Looking at the diagram, is this seriously a case of replacing basic functional concepts like "write to clickhouse" or "have we seen this before" to a model? could those be actual function calls in some language?
just seems wasteful all around. having an agent in the critical path when a regular expression (or similar) could do just seems odd. yeah haiku is cheap but re.match() is cheaper.

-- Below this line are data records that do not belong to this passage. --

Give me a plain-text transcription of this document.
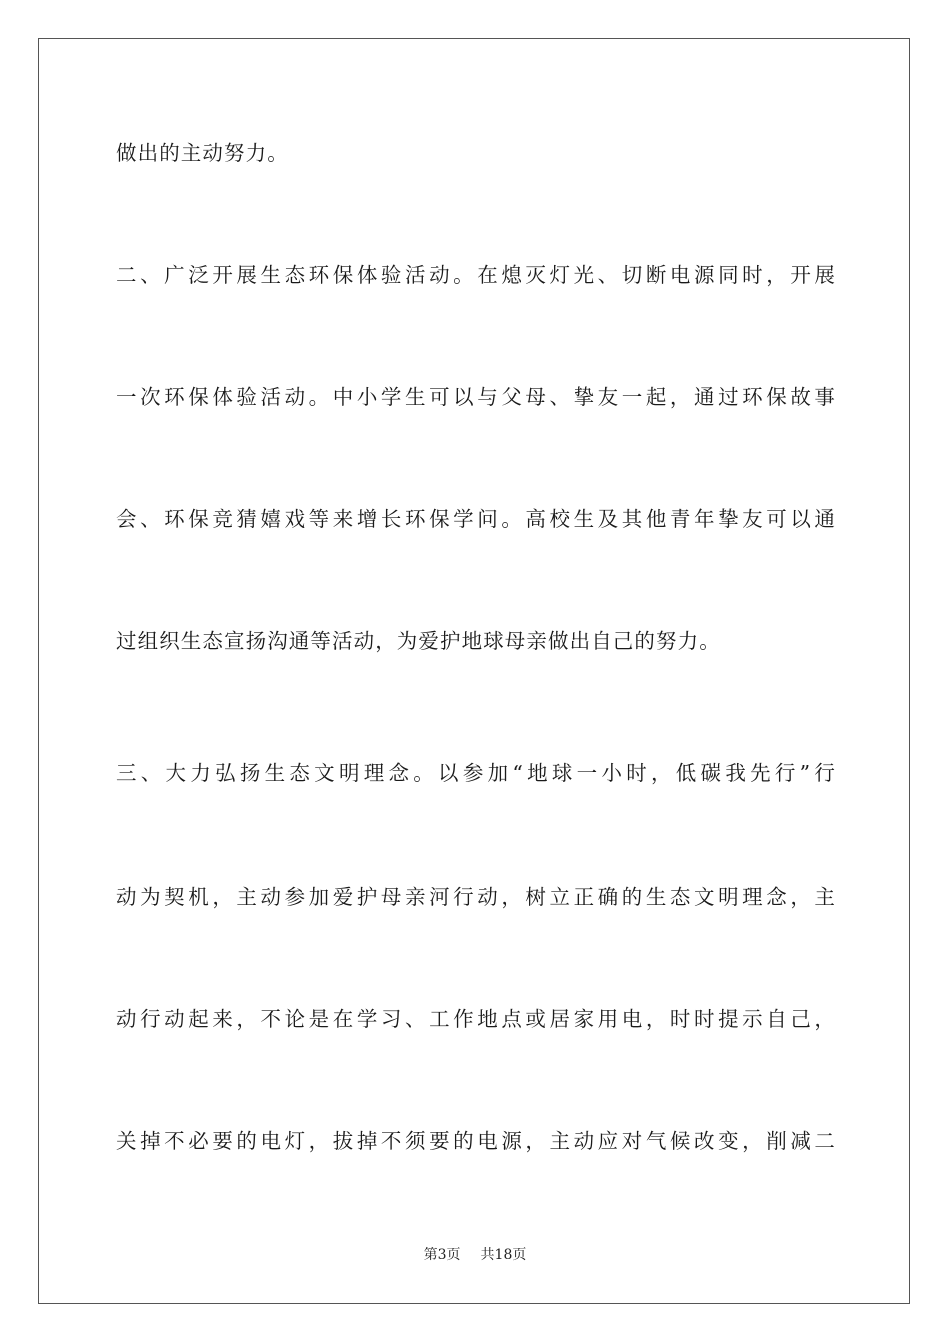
做出的主动努力。
二、广泛开展生态环保体验活动。在熄灭灯光、切断电源同时，开展
一次环保体验活动。中小学生可以与父母、挚友一起，通过环保故事
会、环保竞猜嬉戏等来增长环保学问。高校生及其他青年挚友可以通
过组织生态宣扬沟通等活动，为爱护地球母亲做出自己的努力。
三、大力弘扬生态文明理念。以参加“地球一小时，低碳我先行”行
动为契机，主动参加爱护母亲河行动，树立正确的生态文明理念，主
动行动起来，不论是在学习、工作地点或居家用电，时时提示自己，
关掉不必要的电灯，拔掉不须要的电源，主动应对气候改变，削减二
第3页 共18页
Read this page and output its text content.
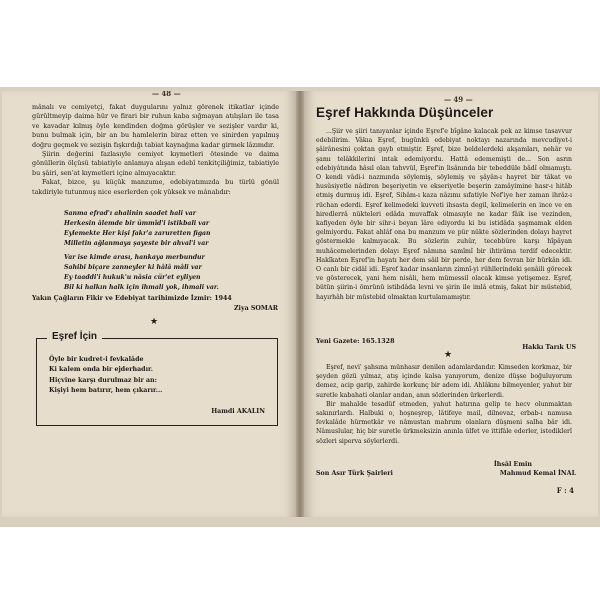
— 48 —

mânalı ve cemiyetçi, fakat duygularını yalnız görenek itikatlar içinde gürültmeyip daima hür ve firari bir ruhun kaba sığmayan atılışları ile tasa ve kavadar kılmış öyle kendinden doğma görüşler ve sezişler vardır ki, bunu bulmak için, bir an bu hamlelerin biraz etten ve sinirden yapılmış doğru geçmek ve sezişin fışkırdığı tabiat kaynağına kadar girmek lâzımdır.

Şiirin değerini fazlasıyle cemiyet kıymetleri ötesinde ve daima gönüllerin ölçüsü tabiatiyle anlamıya alışan edebî tenkitçiliğimiz, tabiatiyle bu şâiri, sen'at kıymetleri içine almıyacaktır.

Fakat, bizce, şu küçük manzume, edebiyatımızda bu türlü gönül takdiriyle tutunmuş nice eserlerden çok yüksek ve mânalıdır:

Sanma efrad'ı ahalinin saadet hali var
Herkesin âlemde bir ümmîd'i istikbali var
Eylemekte Her kişi fakr'a zaruretten figan
Milletin ağlanmaya şayeste bir ahval'i var
Var ise kimde arası, hankaya merbundur
Sahibi biçare zanneyler ki hâlâ mâli var
Ey taaddi'i hukuk'u nâsia cür'et eyliyen
Bil ki halkın halk için ihmali yok, ihmali var.
Yakın Çağların Fikir ve Edebiyat tarihimizde İzmir: 1944
Ziya SOMAR
★
Eşref İçin
Öyle bir kudret-i fevkalâde
Ki kalem onda bir ejderhadır.
Hiçvine karşı durulmaz bir an:
Kişiyi hem batırır, hem çıkarır...
Hamdi AKALIN
— 49 —
Eşref Hakkında Düşünceler

...Şiir ve şiiri tanıyanlar içinde Eşref'e bîgâne kalacak pek az kimse tasavvur edebilirim. Vâkıa Eşref, bugünkü edebiyat noktayı nazarında mevcudiyet-i şâirânesini çoktan gayb etmiştir. Eşref, bize beldelerdeki akşamları, nehâr ve şamı telâkkilerini intak edemiyordu. Hattâ edememişti de... Son asrın edebiyâtında hâsıl olan tahvvül, Eşref'in lisânında bir tebeddüle bâdî olmamıştı. O kendi vâdi-i nazmında söylemiş, söylemiş ve şâyân-ı hayret bir tâkat ve husûsiyetle nâdiren beşeriyetin ve ekseriyetle beşerin zamâyimine hasr-ı hitâb etmiş durmuş idi. Eşref, Sihâm-ı kaza nâzımı sıfatiyle Nef'iye her zaman ihrâz-ı rüchan ederdi. Eşref kelimedeki kuvveti ihsasta degil, kelimelerin en ince ve en hiredlerrâ nükteleri edâda muvaffak olmasıyle ne kadar fâik ise vezinden, kafiyeden öyle bir sihr-i beyan îâre ediyordu ki bu istidâda şaşmamak elden gelmiyordu. Fakat ahlâf ona bu manzum ve pür nükte sözlerinden dolayı hayret göstermekle kalmıyacak. Bu sözlerin zuhûr, tecebbüre karşı hîpâyan muhâcemelerinden dolayı Eşref nâmına samîmî bir ihtirâma terdif edecektir. Hakîkaten Eşref'in hayatı her dem sâil bir perde, her dem fevran bir bürkân idi. O canlı bir cidâl idi. Eşref kadar insanların zimnî-yi rühllerindeki şenâili görecek ve gösterecek, yani hem nisâli, hem mümessil olacak kimse yetişemez. Eşref, bütün şiirin-i ömrünü istibdâda levni ve şirin ile imlâ etmiş, fakat bir müstebid, hayırhâh bir müstebid olmaktan kurtulamamıştır.

Yeni Gazete: 165.1328
Hakkı Tarık US
★

Eşref, nevi' şahsına münhasır denilen adamlardandır. Kimseden korkmaz, bir şeyden gözü yılmaz, atış içinde kalsa yanıyorum, denize düşse boğuluyorum demez, acip garip, zahirde korkunç bir adem idi. Ahlâkını bilmeyenler, yahut bir suretle kabahati olanlar andan, anın sözlerinden ürkerlerdi.

Bir mahalde tesadüf etmeden, yahut hatırına gelip te hecv olunmaktan sakınırlardı. Halbuki o, hoşneşrep, lâtifeye mail, dilnevaz, erbab-ı namusa fevkalâde hürmetkâr ve nâmustan mahrum olanlara düşmeni salha bâr idi. Nâmuslular, hiç bir suretle ürkmeksizin anınla ülfet ve ittifâle ederler, istediklerî sözleri siperva söylerlerdi.

İhsâl Emin
Son Asır Türk Şairleri	Mahmud Kemal İNAL
F : 4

saltyoldman 39 minutes ago

I do a similar thing with a "planner agent" that uses the cheapest (I think it's using openai-gpt-5.2-mini or something at like 20 cents for 1M.) that more or less emits a plan name, task list and the task list has a recommended model in each task. It's not perfect, but many of our tasks are accomplished with lighter weight models. When doing code generation or fixing we upgrade to a more expensive model, planning and decisions are done more cheaply. Keep in mind the tasks are relatively constrained, so planning done with a cheap agent makes sense here. An open-ended agent would likely use a more expensive call for planning.